See pytorch documentation for all options.

[train.optim_g]
type = "nadam"
lr = 5e-4
betas = [ 0.98, 0.99 ]
weight_decay = 0.01
decoupled_weight_decay = true

Adan, adan

[train.optim_g]
type = "adan"
lr = 5e-4
betas = [ 0.98, 0.92, 0.99 ]
eps = 1e-8
weight_decay = 0.02
max_grad_norm = 0.0
no_prox = true
forearch = true

AdamW_Win, adamw_win

[train.optim_g]
type = "adamw_win"
lr = 5e-4
betas = [ 0.98, 0.999 ]
reckless_steps = [ 2.0, 8.0 ]
eps = 1e-8
weight_decay = 0.02
amsgrad = false
max_grad_norm = 0.0
acceleration_mode = "win2" # "win"

AdamW_SF, adamw_sf

[train.optim_g]
type = "adamw_sf"
lr = 8e-4
betas = [ 0.9, 0.99 ]
eps = 1e-8
weight_decay = 0
warmup_steps = 0
r = 0
weight_lr_power = 2.0
schedule_free = true

[!NOTE] The parameter schedule_free MUST be in the configuration file for this optimizer to work as intended. Enabling ema is recommended. If you wish to use warmup, do so through the option warmup_steps (iters) instead of warmup_iter, since the later is implemented outside the optimizer.


Adan_SF, adan_sf

[train.optim_g]
type = "adan_sf"
lr = 8e-4
betas = [ 0.98, 0.92, 0.987 ]
eps = 1e-8
weight_decay = 0.02
max_grad_norm = 0
warmup_steps = 0
r = 0
weight_lr_power = 2.0
schedule_free = true

[!NOTE] The parameter schedule_free MUST be in the configuration file for this optimizer to work as intended. Enabling ema is recommended. If you wish to use warmup, do so through the option warmup_steps (iters) instead of warmup_iter, since the later is implemented outside the optimizer.


SOAP_SF, soap_sf

[train.optim_g]
type = "soap_sf"
lr = 1e-3
schedule_free = true
warmup_steps = 1600
beta = 0.9
beta2_scale = 0.8
eps = 1e-8
weight_decay = 0.01
precondition_frequency = 10
max_precond_dim = 2048
merge_dims = true
precondition_1d = false
normalize_grads = false
correct_bias = true
r = 0.0
weight_lr_power = 2.0
gradient_clip_val = 0.1
split = false
foreach = true
mars = false
caution = false
mars_gamma = 0.0025

[!NOTE] Recommended learning rate of 1e-3 for generator and 1e-4 for discriminator. The parameter schedule_free MUST be in the configuration file for this optimizer to work as intended.
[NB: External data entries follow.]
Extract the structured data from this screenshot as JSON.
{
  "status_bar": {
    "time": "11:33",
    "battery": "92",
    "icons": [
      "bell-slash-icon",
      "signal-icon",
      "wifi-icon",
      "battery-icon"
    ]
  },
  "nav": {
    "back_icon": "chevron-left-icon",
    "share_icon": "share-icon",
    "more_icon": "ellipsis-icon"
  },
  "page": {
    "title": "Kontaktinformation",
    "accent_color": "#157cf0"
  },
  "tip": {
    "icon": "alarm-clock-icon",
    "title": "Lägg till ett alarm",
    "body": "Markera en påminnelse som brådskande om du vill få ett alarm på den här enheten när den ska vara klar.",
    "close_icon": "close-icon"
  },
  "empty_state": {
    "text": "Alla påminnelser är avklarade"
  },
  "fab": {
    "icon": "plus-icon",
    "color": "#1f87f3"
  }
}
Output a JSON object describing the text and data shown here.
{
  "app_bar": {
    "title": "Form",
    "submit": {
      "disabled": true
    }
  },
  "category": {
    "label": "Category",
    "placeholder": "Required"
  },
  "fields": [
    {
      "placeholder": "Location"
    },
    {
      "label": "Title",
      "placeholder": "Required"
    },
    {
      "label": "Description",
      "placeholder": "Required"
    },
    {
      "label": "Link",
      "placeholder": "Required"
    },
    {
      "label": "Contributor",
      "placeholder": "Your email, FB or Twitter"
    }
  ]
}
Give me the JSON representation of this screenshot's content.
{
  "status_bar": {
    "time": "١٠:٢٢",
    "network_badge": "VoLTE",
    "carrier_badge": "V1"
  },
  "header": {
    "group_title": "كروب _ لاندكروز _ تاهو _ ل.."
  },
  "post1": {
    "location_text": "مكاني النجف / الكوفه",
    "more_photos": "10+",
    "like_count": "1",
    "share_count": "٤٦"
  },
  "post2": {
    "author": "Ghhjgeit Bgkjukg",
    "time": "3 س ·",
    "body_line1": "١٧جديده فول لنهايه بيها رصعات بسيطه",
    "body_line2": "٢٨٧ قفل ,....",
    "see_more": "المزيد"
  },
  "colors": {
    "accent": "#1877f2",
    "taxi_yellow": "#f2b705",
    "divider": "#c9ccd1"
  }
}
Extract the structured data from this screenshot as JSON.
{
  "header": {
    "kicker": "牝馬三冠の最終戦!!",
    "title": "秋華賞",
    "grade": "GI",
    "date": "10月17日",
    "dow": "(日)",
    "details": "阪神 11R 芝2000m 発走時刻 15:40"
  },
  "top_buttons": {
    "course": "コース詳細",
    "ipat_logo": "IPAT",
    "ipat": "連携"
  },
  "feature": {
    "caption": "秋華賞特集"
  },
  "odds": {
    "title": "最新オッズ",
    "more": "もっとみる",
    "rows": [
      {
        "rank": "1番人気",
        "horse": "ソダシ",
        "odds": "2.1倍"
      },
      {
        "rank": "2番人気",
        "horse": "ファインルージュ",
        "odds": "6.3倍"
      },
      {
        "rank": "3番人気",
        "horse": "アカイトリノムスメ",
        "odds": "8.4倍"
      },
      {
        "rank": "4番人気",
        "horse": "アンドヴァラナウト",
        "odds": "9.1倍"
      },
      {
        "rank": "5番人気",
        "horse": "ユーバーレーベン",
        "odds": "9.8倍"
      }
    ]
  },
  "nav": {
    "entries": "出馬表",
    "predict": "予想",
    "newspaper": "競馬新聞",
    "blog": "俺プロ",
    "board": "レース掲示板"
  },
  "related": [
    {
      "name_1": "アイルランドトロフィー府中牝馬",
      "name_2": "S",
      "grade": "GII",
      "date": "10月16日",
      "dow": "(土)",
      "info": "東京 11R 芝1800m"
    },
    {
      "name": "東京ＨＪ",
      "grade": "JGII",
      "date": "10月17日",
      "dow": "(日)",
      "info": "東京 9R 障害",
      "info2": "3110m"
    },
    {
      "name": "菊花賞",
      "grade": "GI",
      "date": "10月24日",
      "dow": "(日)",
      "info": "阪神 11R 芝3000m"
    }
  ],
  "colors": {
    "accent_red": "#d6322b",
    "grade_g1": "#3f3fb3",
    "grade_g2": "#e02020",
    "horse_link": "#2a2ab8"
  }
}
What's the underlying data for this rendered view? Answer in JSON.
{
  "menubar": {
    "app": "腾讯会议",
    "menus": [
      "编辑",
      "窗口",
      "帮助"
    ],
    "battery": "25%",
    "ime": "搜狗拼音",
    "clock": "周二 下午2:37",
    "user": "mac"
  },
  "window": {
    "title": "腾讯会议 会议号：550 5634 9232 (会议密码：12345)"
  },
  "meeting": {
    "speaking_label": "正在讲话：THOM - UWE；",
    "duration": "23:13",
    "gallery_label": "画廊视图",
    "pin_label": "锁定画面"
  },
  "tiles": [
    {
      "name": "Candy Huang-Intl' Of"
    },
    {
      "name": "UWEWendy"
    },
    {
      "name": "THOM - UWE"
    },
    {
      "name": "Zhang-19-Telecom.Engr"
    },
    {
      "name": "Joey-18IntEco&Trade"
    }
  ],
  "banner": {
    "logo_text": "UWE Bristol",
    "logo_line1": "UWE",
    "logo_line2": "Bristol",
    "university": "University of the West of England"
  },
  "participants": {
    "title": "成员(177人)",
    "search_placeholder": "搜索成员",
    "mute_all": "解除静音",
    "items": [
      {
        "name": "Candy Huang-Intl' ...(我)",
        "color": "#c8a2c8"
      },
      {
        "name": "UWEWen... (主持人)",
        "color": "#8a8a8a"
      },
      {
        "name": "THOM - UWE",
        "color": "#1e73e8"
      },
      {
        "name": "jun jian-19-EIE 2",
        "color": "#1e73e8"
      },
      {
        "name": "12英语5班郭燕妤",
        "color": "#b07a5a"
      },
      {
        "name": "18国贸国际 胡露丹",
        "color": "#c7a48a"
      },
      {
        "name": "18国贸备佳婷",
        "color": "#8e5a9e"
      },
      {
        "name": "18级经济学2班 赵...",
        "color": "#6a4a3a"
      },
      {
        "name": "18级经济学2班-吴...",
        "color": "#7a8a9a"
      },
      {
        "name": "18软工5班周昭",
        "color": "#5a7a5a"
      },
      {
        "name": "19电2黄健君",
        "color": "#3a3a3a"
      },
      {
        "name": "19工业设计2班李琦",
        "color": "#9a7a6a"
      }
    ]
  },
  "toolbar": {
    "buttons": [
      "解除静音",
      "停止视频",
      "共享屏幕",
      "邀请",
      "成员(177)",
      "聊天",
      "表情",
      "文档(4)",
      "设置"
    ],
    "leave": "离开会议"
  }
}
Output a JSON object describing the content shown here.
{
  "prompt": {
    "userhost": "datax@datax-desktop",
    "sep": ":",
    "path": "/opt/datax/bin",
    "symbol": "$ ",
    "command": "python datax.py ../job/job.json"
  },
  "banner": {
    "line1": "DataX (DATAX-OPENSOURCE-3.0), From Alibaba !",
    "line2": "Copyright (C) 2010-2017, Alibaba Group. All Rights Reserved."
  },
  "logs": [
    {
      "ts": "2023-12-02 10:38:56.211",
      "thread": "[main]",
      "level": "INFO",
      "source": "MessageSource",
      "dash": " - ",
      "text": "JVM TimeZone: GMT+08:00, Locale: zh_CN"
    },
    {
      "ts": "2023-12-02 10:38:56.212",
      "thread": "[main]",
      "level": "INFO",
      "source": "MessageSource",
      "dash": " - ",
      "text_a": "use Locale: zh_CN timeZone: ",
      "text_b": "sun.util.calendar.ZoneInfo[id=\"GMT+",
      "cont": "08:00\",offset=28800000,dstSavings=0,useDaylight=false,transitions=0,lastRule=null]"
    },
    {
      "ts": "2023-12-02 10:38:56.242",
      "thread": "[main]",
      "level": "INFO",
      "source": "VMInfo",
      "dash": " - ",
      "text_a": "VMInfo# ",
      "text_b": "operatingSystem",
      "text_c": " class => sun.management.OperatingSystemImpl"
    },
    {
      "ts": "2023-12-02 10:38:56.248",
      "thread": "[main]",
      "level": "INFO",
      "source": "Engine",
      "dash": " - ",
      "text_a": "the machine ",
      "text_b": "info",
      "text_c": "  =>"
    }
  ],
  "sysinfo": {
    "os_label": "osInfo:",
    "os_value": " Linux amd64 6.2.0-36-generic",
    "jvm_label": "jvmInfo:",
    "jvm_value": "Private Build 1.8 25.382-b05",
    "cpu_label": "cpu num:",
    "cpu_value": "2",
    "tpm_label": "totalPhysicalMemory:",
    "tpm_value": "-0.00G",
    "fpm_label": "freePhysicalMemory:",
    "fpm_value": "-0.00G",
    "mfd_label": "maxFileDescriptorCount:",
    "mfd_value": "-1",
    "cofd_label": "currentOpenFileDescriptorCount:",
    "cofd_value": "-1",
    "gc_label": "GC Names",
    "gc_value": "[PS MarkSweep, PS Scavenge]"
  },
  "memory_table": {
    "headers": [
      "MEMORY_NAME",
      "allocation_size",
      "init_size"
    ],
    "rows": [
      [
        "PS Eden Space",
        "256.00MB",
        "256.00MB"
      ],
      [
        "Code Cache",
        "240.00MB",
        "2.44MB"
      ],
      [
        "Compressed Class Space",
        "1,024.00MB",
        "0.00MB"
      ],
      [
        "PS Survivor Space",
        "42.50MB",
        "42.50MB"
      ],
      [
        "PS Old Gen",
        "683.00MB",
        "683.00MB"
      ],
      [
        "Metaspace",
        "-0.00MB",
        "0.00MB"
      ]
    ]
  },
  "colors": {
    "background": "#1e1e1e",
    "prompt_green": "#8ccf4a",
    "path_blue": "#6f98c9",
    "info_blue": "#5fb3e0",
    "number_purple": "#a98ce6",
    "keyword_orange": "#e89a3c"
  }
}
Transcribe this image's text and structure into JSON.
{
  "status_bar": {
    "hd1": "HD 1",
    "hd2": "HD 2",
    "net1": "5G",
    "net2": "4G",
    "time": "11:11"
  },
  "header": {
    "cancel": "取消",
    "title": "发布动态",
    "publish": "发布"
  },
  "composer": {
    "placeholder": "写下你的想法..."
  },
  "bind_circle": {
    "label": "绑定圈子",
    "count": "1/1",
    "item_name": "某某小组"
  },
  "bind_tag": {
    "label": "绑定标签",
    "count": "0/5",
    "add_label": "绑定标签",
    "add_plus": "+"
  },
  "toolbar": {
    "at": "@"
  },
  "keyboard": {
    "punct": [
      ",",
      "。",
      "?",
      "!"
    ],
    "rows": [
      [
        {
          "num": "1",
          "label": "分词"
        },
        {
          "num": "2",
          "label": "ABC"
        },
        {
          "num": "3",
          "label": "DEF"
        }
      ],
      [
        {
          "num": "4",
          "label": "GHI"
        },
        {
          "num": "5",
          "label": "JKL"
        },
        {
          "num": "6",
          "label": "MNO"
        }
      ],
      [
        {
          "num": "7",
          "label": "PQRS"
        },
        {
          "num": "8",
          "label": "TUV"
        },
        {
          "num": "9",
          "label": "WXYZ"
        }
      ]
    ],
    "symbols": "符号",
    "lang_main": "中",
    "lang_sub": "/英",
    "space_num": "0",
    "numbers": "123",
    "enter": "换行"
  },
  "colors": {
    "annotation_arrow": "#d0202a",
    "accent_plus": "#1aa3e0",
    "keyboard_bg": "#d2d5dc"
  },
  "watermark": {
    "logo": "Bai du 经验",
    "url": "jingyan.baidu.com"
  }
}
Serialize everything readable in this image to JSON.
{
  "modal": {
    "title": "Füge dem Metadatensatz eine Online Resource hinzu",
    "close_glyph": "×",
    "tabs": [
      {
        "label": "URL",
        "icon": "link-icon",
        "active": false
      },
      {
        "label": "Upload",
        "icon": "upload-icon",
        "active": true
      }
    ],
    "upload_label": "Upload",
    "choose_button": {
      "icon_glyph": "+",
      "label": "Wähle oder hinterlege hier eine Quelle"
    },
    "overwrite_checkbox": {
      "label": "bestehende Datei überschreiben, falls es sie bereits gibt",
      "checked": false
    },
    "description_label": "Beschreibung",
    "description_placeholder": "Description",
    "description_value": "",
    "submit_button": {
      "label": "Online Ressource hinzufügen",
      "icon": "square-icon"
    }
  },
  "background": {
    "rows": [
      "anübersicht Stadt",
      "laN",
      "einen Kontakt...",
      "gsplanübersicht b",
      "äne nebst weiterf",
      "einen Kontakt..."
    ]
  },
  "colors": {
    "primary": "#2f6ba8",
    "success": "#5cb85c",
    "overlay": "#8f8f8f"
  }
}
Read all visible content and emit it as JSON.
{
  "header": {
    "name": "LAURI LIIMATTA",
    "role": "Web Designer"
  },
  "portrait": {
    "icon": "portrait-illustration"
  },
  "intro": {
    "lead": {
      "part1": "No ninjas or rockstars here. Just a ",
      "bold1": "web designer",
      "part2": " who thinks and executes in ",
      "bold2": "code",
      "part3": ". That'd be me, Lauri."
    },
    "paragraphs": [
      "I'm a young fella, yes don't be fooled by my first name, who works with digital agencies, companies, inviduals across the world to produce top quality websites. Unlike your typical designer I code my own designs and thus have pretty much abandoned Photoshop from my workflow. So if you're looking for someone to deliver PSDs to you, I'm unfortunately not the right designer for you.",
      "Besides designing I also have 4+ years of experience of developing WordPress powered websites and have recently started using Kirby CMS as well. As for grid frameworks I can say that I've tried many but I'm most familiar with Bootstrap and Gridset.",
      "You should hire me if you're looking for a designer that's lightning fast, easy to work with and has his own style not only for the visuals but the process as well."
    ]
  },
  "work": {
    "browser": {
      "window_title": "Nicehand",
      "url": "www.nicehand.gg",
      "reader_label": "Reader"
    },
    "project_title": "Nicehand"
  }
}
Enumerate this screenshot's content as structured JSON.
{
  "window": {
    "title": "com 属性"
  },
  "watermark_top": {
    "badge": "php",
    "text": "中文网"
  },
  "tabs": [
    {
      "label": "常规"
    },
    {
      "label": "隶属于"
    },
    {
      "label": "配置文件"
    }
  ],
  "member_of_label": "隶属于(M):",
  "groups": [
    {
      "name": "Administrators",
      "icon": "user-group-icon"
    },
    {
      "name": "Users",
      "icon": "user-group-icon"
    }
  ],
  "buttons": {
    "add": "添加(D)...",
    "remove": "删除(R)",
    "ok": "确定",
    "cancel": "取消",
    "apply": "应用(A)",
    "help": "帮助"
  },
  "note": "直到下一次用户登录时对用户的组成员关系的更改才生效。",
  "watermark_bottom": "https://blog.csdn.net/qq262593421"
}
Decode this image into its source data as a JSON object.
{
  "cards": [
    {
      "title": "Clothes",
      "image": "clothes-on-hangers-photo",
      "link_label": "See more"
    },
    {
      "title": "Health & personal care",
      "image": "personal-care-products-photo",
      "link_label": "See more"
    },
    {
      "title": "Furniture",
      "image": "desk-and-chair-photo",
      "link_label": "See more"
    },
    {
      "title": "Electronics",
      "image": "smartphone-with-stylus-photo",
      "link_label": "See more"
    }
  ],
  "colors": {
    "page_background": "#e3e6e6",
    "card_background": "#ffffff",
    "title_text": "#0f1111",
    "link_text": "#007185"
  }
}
Enabling ema is recommended. If you wish to use warmup, do so through the option warmup_steps (iters) instead of warmup_iter, since the later is implemented outside the optimizer.


Sharpness-Aware Minimization

fsam

FriendlySAM can be enabled by using the following options:

[train]
sam = "fsam"
sam_init = 1000

[!IMPORTANT] When training from scratch and with low batch sizes (less than 8), SAM could cause NaN. In that case, use sam_init to start SAM only after N iterations. When using AMP (automatic mixed precision), be careful. Due to limitations on pytorch's GradScaler, SAM does not scale gradients to appropriate precision ranges, which could lead to NaN.


Schedulers

MultiStepLR, multisteplr

[train.scheduler]
type = "multisteplr"
milestones = [ 60000, 120000 ]
gamma = 0.5

This scheduler drops the learning rate by gamma at each milestones (iters).


CosineAnnealing, cosineannealing

[train.scheduler]
type = "cosineannealing"
T_max = 160000
eta_min = 4e-5

This scheduler drops the learning rate to eta_min until it reaches T_max (iters).